The recent study also found that Jardiance for patients with heart failure with preserved ejection fraction could be cost-effective if discounted by 29%.
For patients with a specific type of heart failure — heart failure with preserved ejection fraction or HFpEF — the lifetime cost of dapagliflozin (Farxiga) is higher than that of empagliflozin (Jardiance), according to an analysis published in the Journal of Managed Care + Specialty Pharmacy. Taking dapagliflozin leads to a greater improvement in the expected quality-adjusted life years (QALYs). This research suggests that dapagliflozin, which was developed by AstraZeneca, is a cost-effective medication for this indication, as it costs less than $50,000 per QALY gained.
Interestingly, empagliflozin, which was developed by Boehringer Ingelheim and Lilly, would be equally cost-effective if its current yearly cost would be discounted by 29%, according to the analysis.
These two drugs are classified as sodium-glucose cotransporter 2 (SGLT2) inhibitors. SGLT2 inhibitors aka “flozins,” were initially developed to lower blood sugar levels in people with type 2 diabetes. In recent pivotal studies EMPEROR-Preserved and DELIVER, these drugs have been shown to reduce the risk of cardiovascular death and hospitalization and improve health status in patients with a certain type of heart failure.
Heart failure is a chronic condition characterized by a decline in the heart’s pumping ability with symptoms like shortness of breath, fatigue, and fluid retention. About 3 million people in the United States specifically have HFpEF, in which symptoms of heart failure are present but the heart still has “preserved” ejection fraction, meaning it can still pump at least half of the blood that fills the left ventricle with each heartbeat. More than half of all heart failure cases fall into this subcategory.
The latest medical recommendations strongly suggest a SGLT2 inhibitor as a first-line treatment for patients facing HFpEF, along with diuretics and lifestyle changes. However, current guidelines do not recommend one SGLT2 inhibitor over another. Further, SGLT2 inhibitors are expensive, typically retailing for more than $500 per month. Until now, comparative cost-effective analyses to help guide treatment selection for HFpEF haven’t been conducted.
In the new study, a group of researchers including senior author Ismaeel Yunusa, Pharm.D., Ph.D., assistant professor of Clinical Pharmacy and Outcomes Sciences at the University of South Carolina, used a computer model to assess the long-term health outcomes of patients with this type of heart failure in the United States. They aimed to determine the value of dapagliflozin compared with empagliflozin.
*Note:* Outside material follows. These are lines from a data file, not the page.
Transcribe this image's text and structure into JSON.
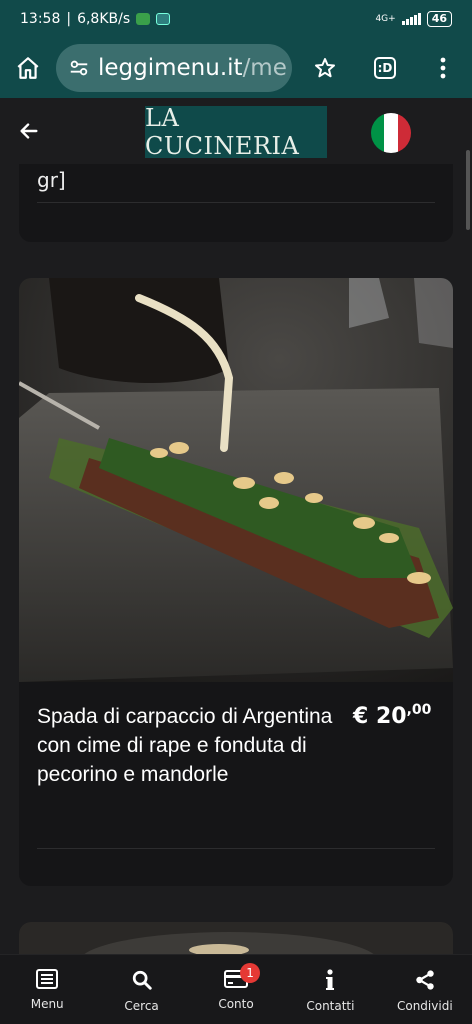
{
  "status_bar": {
    "time": "13:58",
    "network_speed": "6,8KB/s",
    "network_type": "4G+",
    "battery": "46"
  },
  "browser": {
    "url_main": "leggimenu.it",
    "url_dim": "/me",
    "tab_label": ":D",
    "icons": [
      "home-icon",
      "tune-icon",
      "star-icon",
      "more-vert-icon"
    ]
  },
  "header": {
    "logo_text": "LA CUCINERIA",
    "back_icon": "arrow-left-icon",
    "language_flag": {
      "name": "italy-flag",
      "colors": [
        "#009246",
        "#ffffff",
        "#ce2b37"
      ]
    }
  },
  "previous_item": {
    "fragment_text": "gr]"
  },
  "menu_item": {
    "name": "Spada di carpaccio di Argentina con cime di rape e fonduta di pecorino e mandorle",
    "price_main": "€ 20",
    "price_cents": ",00"
  },
  "bottom_nav": {
    "items": [
      {
        "label": "Menu",
        "icon": "menu-book-icon"
      },
      {
        "label": "Cerca",
        "icon": "search-icon"
      },
      {
        "label": "Conto",
        "icon": "credit-card-icon",
        "badge": "1"
      },
      {
        "label": "Contatti",
        "icon": "info-icon"
      },
      {
        "label": "Condividi",
        "icon": "share-icon"
      }
    ]
  },
  "colors": {
    "toolbar": "#114a4a",
    "background": "#1c1c1e",
    "card": "#151517",
    "badge": "#e53935"
  }
}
Their results found dapagliflozin to be a more cost-effective choice considering the lifetime health benefits, with dapagliflozin having an incremental expected lifetime cost of $29,896 versus empagliflozin, resulting in an incremental cost-effectiveness ratio of $36,902/QALY.
This study suggests that dapagliflozin offers greater economic value than empagliflozin at commonly used cost-effectiveness thresholds in the United States. The authors concluded that empagliflozin could still be deemed cost-effective if its current price is discounted.
“Interestingly, the model suggests that dapagliflozin would be the preferred cost-effective option at willingness-to-pay thresholds of $50,000/QALY around 72% of the time, shedding light on its potential economic value in certain clinical scenarios,” Yunusa told Formulary Watch.
He continued, “The study discerns that dapagliflozin may offer a more cost-effective solution compared to empagliflozin, potentially enhancing long-term outcomes in patients with HFpEF, which can significantly inform and aid managed care decision-makers in the judicious allocation of healthcare resources and selection of optimal therapeutic alternatives.”